Kentucky legislator Greg Stumbo (D-Prestonsburg) introduced H.B. 401 in this legislative session, otherwise known as the Kentucky False Claims Act. Rep. Stumbo is not only a member of the Kentucky House of Representatives, he is the Speaker of the House, which means he knows how to get things done. As such, it passed out of the Kentucky House of Representatives by a vote of 91-1 and is now in the Kentucky Senate. Speaker Stumbo really summed it all up quite well when he said:
“With this one bill, we can improve oversight of critical state-run programs like Medicaid; we can be better stewards of each taxpayer dollar; and we can give pause to those criminals who think they can get away with stealing the tax payers’ money,” he said. “There is only so much our law enforcement and auditing officials can do and a limit to how far they can reach; this will put every citizen on the look-out for fraud.”
He is quite right about that of course — and in my experience with state-level FCA legislation, if you have people in your state legislature that understand how the law works, that is always a good sign.
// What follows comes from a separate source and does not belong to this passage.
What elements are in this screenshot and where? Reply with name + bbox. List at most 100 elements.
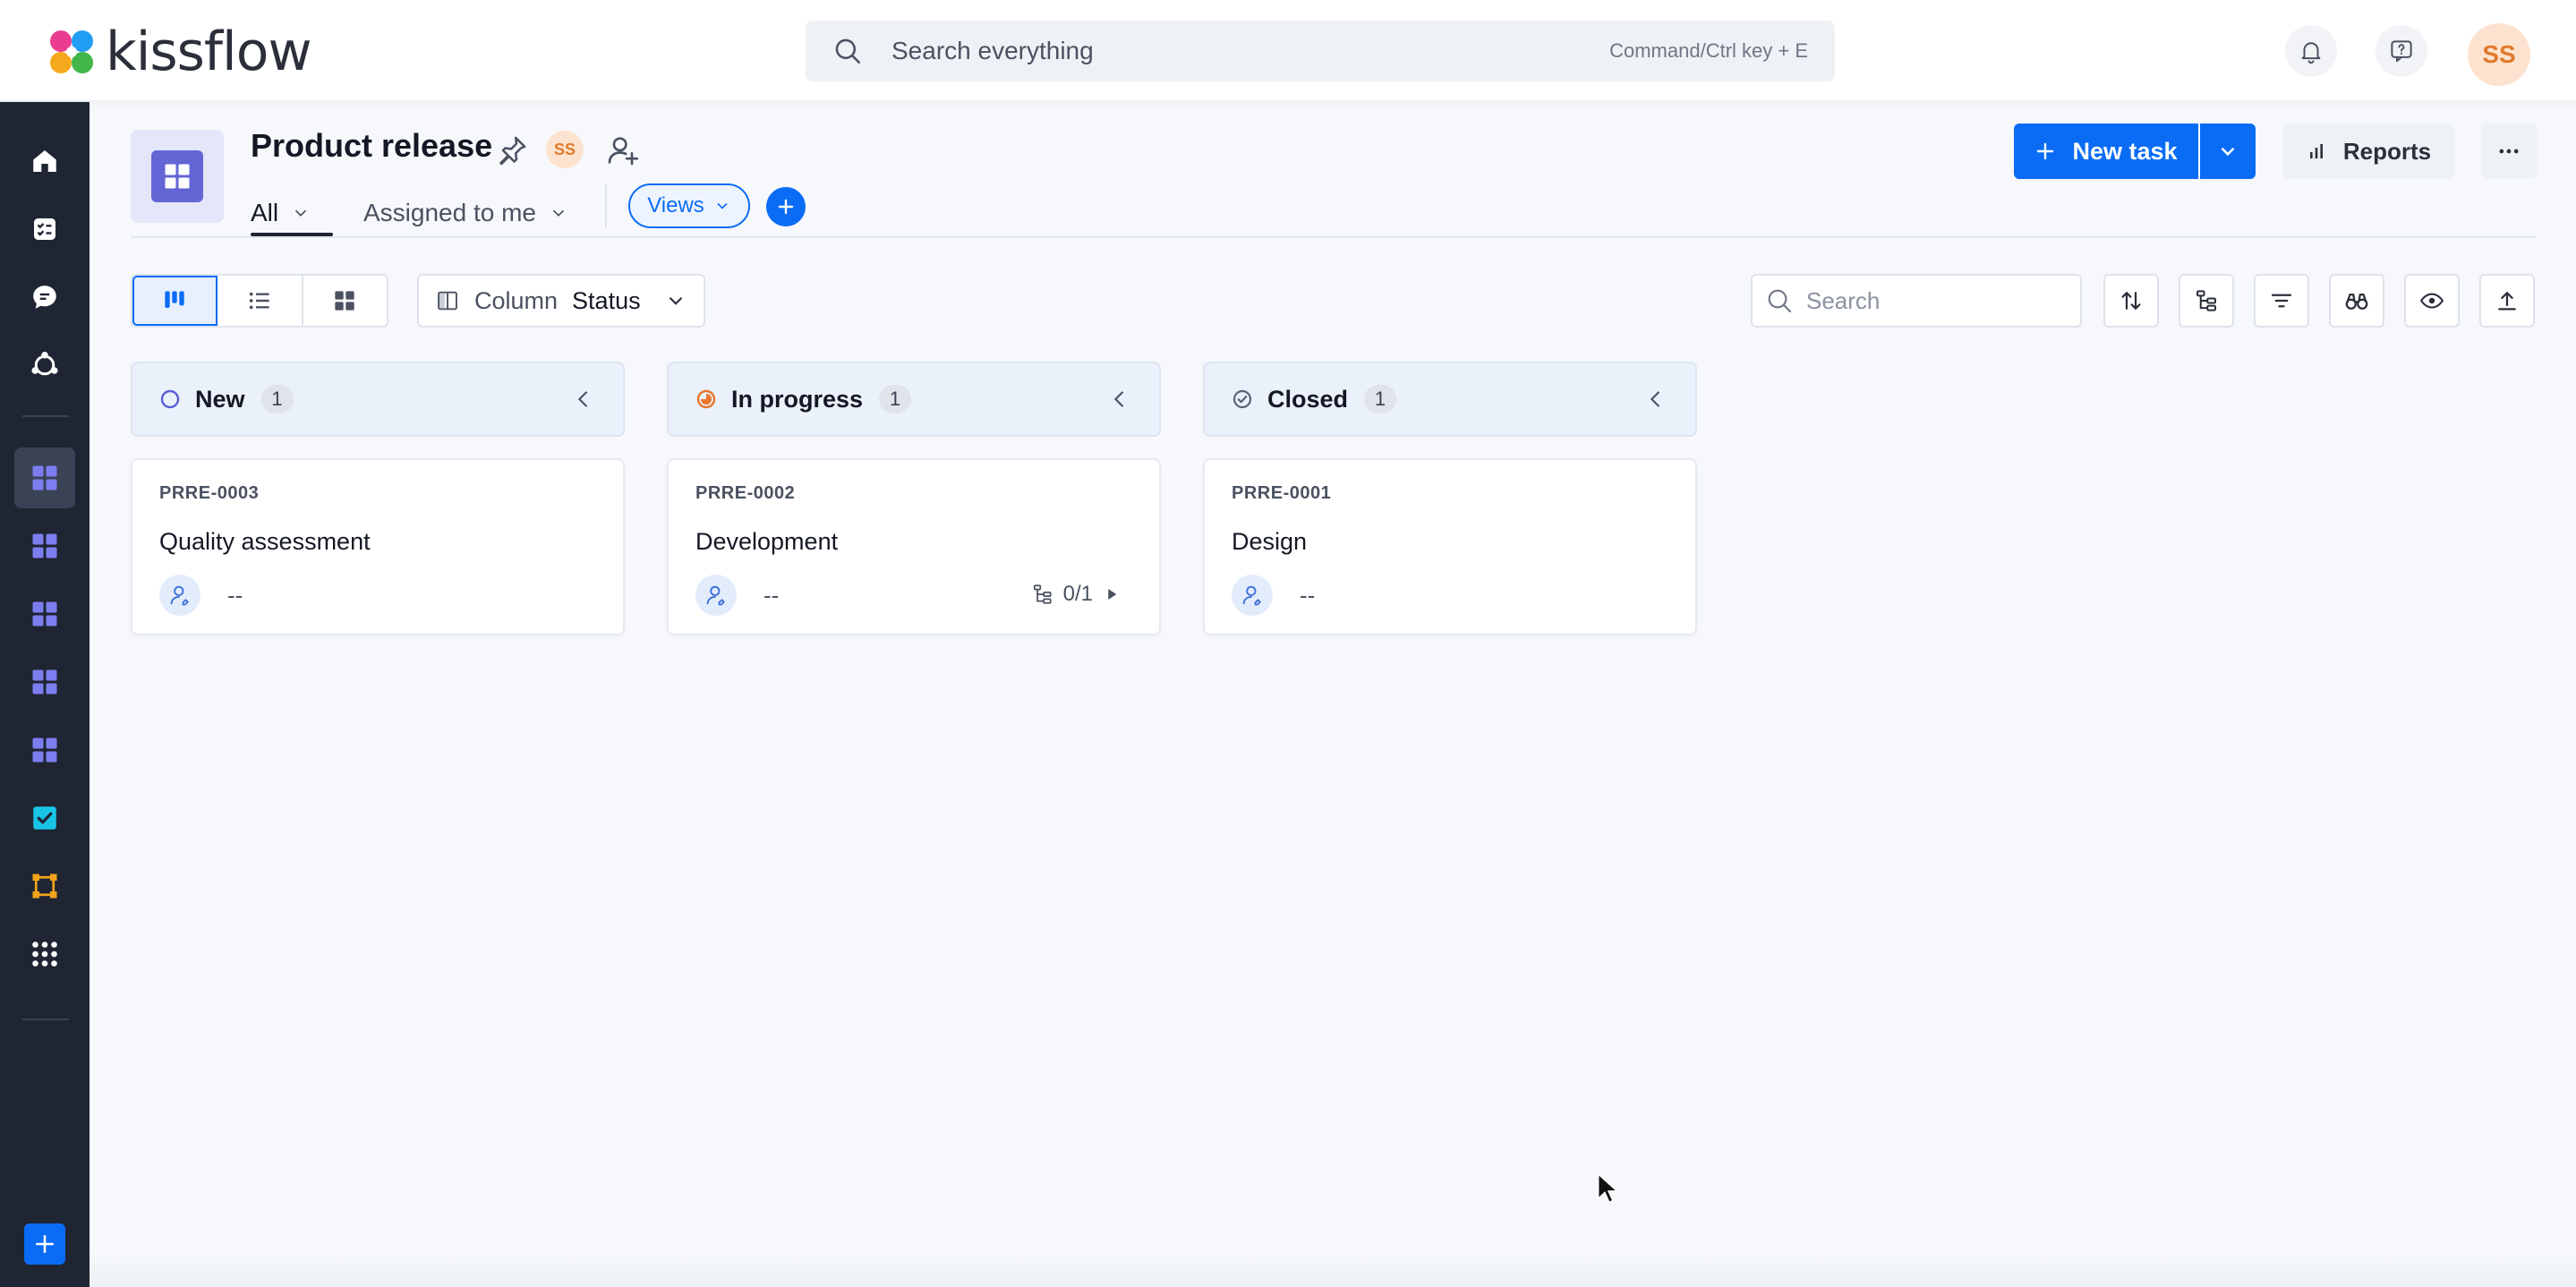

If the person serves as Speaker of the House, that is even better. No one should ever assume that state legislators will understand how FCA litigation works. Years of practicing in this area of law — and years of testimony before many state legislatures — has demonstrated to me clearly that qui tam litigation is, in many ways, counter-intuitive to the trained legal mind.
The above-quote by Speaker Stumbo shows that he clearly “gets it” and understands the importance of qui tam legislation; that is to say, he understands that compliance with any rule or regulation can be determined by looking at five factors. In no certain order, those factors are: (1) the likelihood that transgressions of the law will be detected; (2) the likelihood that transgressions will be prosecuted when observed; (3) the substance of the behavior the law forbids; (4) the nature and quality of the evidence required to prove a violation; and (5) the severity of the potential sanctions.
Not only does Speaker Stumbo understand this, he clearly understands that while government has proven very capable of addressing factors three through five, it has proven somewhat less capable with factors one and two, and he understands that qui tam legislation fills the gap…Even better, he has learned from the past, when Kentucky was unable to maximize its recovery for want of a state false claims act.
No word yet from the Kentucky state Senate, but lets keep our fingers crossed.